|Clinic 8 waiting room at Children's Hospital|
Today we made the short trip to Clinic 8 at Children's Hospital to meet with Dr. Reddy, pediatric oncologist. We met with her in March, and the recommendation then was not to make any decisions about chemo and to wait until the June 2014 MRI. As a reminder, Philip does not have cancer. He does have a large nodular plexiform tumor in his neck that is displacing his carotid arteries and has begun to push on his airway. It fully involves many important nerves so the idea of surgically removing it is not up for discussion, unless it becomes a life threatening situation. There is always the 10-15% chance that his tumor could turn malignant. Surgery is our last resort due to the significant risks and permanent life altering nerve damage that would result. Because of the shape of the tumor, its growth has been measured in volume and has been slow and steady.
There was a growth in volume from January 2014 to June 2014. Over all, the tumor appears to have gone from 80ml to almost 160 ml over 18 months of MRI imaging. Philip has no pain and no difficulty breathing or swallowing, although mom (Renie) notices more heavy breathing lately (possibly her paranoia or what she calls intense concern). Our concern is that we will watch this slow tumor growth take over everything in his neck and be left with no choice but to operate.

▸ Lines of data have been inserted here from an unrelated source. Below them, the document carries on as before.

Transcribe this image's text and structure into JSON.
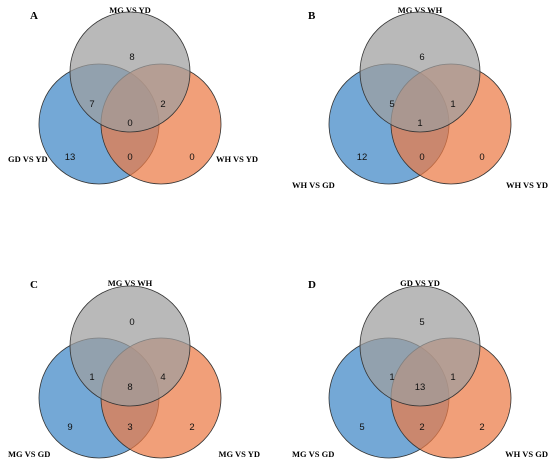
{
  "colors": {
    "top": "#9e9e9e",
    "left": "#3f86c6",
    "right": "#ec7a45",
    "stroke": "#333333"
  },
  "panels": [
    {
      "label": "A",
      "sets": {
        "top": "MG VS YD",
        "left": "GD VS YD",
        "right": "WH VS YD"
      },
      "counts": {
        "top_only": "8",
        "top_left": "7",
        "top_right": "2",
        "center": "0",
        "left_only": "13",
        "left_right": "0",
        "right_only": "0"
      }
    },
    {
      "label": "B",
      "sets": {
        "top": "MG VS WH",
        "left": "WH VS GD",
        "right": "WH VS YD"
      },
      "counts": {
        "top_only": "6",
        "top_left": "5",
        "top_right": "1",
        "center": "1",
        "left_only": "12",
        "left_right": "0",
        "right_only": "0"
      }
    },
    {
      "label": "C",
      "sets": {
        "top": "MG VS WH",
        "left": "MG VS GD",
        "right": "MG VS YD"
      },
      "counts": {
        "top_only": "0",
        "top_left": "1",
        "top_right": "4",
        "center": "8",
        "left_only": "9",
        "left_right": "3",
        "right_only": "2"
      }
    },
    {
      "label": "D",
      "sets": {
        "top": "GD VS YD",
        "left": "MG VS GD",
        "right": "WH VS GD"
      },
      "counts": {
        "top_only": "5",
        "top_left": "1",
        "top_right": "1",
        "center": "13",
        "left_only": "5",
        "left_right": "2",
        "right_only": "2"
      }
    }
  ]
}
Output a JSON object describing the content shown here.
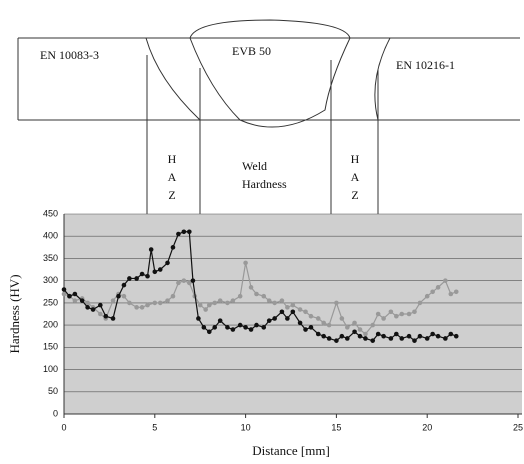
{
  "chart_data": {
    "type": "line",
    "xlabel": "Distance [mm]",
    "ylabel": "Hardness (HV)",
    "xlim": [
      0,
      25
    ],
    "xticks": [
      0,
      5,
      10,
      15,
      20,
      25
    ],
    "ylim": [
      0,
      450
    ],
    "yticks": [
      0,
      50,
      100,
      150,
      200,
      250,
      300,
      350,
      400,
      450
    ],
    "grid": true,
    "labels": {
      "base_left": "EN 10083-3",
      "weld_metal": "EVB 50",
      "base_right": "EN 10216-1",
      "haz_left": [
        "H",
        "A",
        "Z"
      ],
      "weld": [
        "Weld",
        "Hardness"
      ],
      "haz_right": [
        "H",
        "A",
        "Z"
      ]
    },
    "series": [
      {
        "color": "#111111",
        "x": [
          0,
          0.3,
          0.6,
          1,
          1.3,
          1.6,
          2,
          2.3,
          2.7,
          3,
          3.3,
          3.6,
          4,
          4.3,
          4.6,
          4.8,
          5,
          5.3,
          5.7,
          6,
          6.3,
          6.6,
          6.9,
          7.1,
          7.4,
          7.7,
          8,
          8.3,
          8.6,
          9,
          9.3,
          9.7,
          10,
          10.3,
          10.6,
          11,
          11.3,
          11.6,
          12,
          12.3,
          12.6,
          13,
          13.3,
          13.6,
          14,
          14.3,
          14.6,
          15,
          15.3,
          15.6,
          16,
          16.3,
          16.6,
          17,
          17.3,
          17.6,
          18,
          18.3,
          18.6,
          19,
          19.3,
          19.6,
          20,
          20.3,
          20.6,
          21,
          21.3,
          21.6
        ],
        "values": [
          280,
          265,
          270,
          255,
          240,
          235,
          245,
          220,
          215,
          265,
          290,
          305,
          305,
          315,
          310,
          370,
          320,
          325,
          340,
          375,
          405,
          410,
          410,
          300,
          215,
          195,
          185,
          195,
          210,
          195,
          190,
          200,
          195,
          190,
          200,
          195,
          210,
          215,
          230,
          215,
          230,
          205,
          190,
          195,
          180,
          175,
          170,
          165,
          175,
          170,
          185,
          175,
          170,
          165,
          180,
          175,
          170,
          180,
          170,
          175,
          165,
          175,
          170,
          180,
          175,
          170,
          180,
          175
        ]
      },
      {
        "color": "#999999",
        "x": [
          0,
          0.3,
          0.6,
          1,
          1.3,
          1.6,
          2,
          2.3,
          2.7,
          3,
          3.3,
          3.6,
          4,
          4.3,
          4.6,
          5,
          5.3,
          5.7,
          6,
          6.3,
          6.6,
          6.9,
          7.2,
          7.5,
          7.8,
          8,
          8.3,
          8.6,
          9,
          9.3,
          9.7,
          10,
          10.3,
          10.6,
          11,
          11.3,
          11.6,
          12,
          12.3,
          12.6,
          13,
          13.3,
          13.6,
          14,
          14.3,
          14.6,
          15,
          15.3,
          15.6,
          16,
          16.3,
          16.6,
          17,
          17.3,
          17.6,
          18,
          18.3,
          18.6,
          19,
          19.3,
          19.6,
          20,
          20.3,
          20.6,
          21,
          21.3,
          21.6
        ],
        "values": [
          270,
          265,
          255,
          260,
          250,
          240,
          225,
          215,
          255,
          270,
          265,
          250,
          240,
          240,
          245,
          250,
          250,
          255,
          265,
          295,
          300,
          295,
          265,
          245,
          235,
          245,
          250,
          255,
          250,
          255,
          265,
          340,
          285,
          270,
          265,
          255,
          250,
          255,
          240,
          245,
          235,
          230,
          220,
          215,
          205,
          200,
          250,
          215,
          195,
          205,
          190,
          180,
          200,
          225,
          215,
          230,
          220,
          225,
          225,
          230,
          250,
          265,
          275,
          285,
          300,
          270,
          275
        ]
      }
    ]
  }
}
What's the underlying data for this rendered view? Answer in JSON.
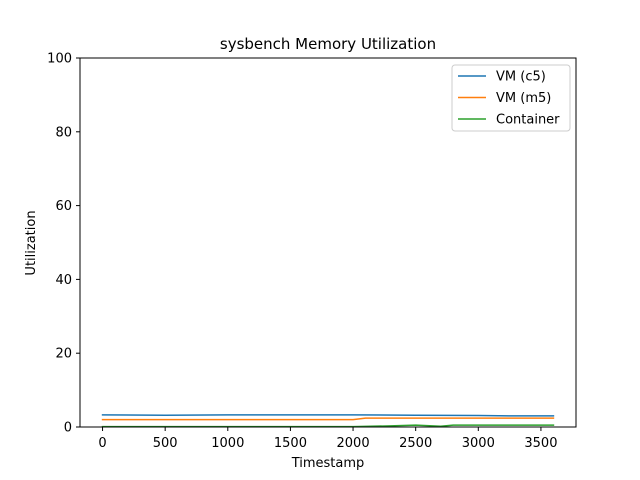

The main problem with chemo options is that there is a low success rate of any available drugs working due to the slow growth of neurofibroma tumors. They just behave differently than cancer and other malignant tumors. The same drugs will not work on NF tumors. We understand that the success rate of the drugs in use today for NF tumors is around 20%. The reason we would take such a low percentage chance is that this is our only option. Philip does not qualify to participate in one of the latest clinical trials that offers the latest chance of hope until he is sixteen. He turns nine next week. And, as with any clinical trial, there is no evidence that this latest trial is the miracle drug over 2 million people worldwide affected by NF desperately need.
The drug we are considering is called Gleevec. It is a twice a day oral chemo drug with relatively low side effects. Dr. Korf will consult with Dr. Reddy before our appointment with him on July 24th to make sure that our medical team agrees on this step in Philip's NF journey. We want to make sure this decision does not remove us from any future clinical trials in progress that may offer more hope. There are no easy answers.
There is no clear path. We do not feel confident in this decision. However, we feel even less confident doing nothing.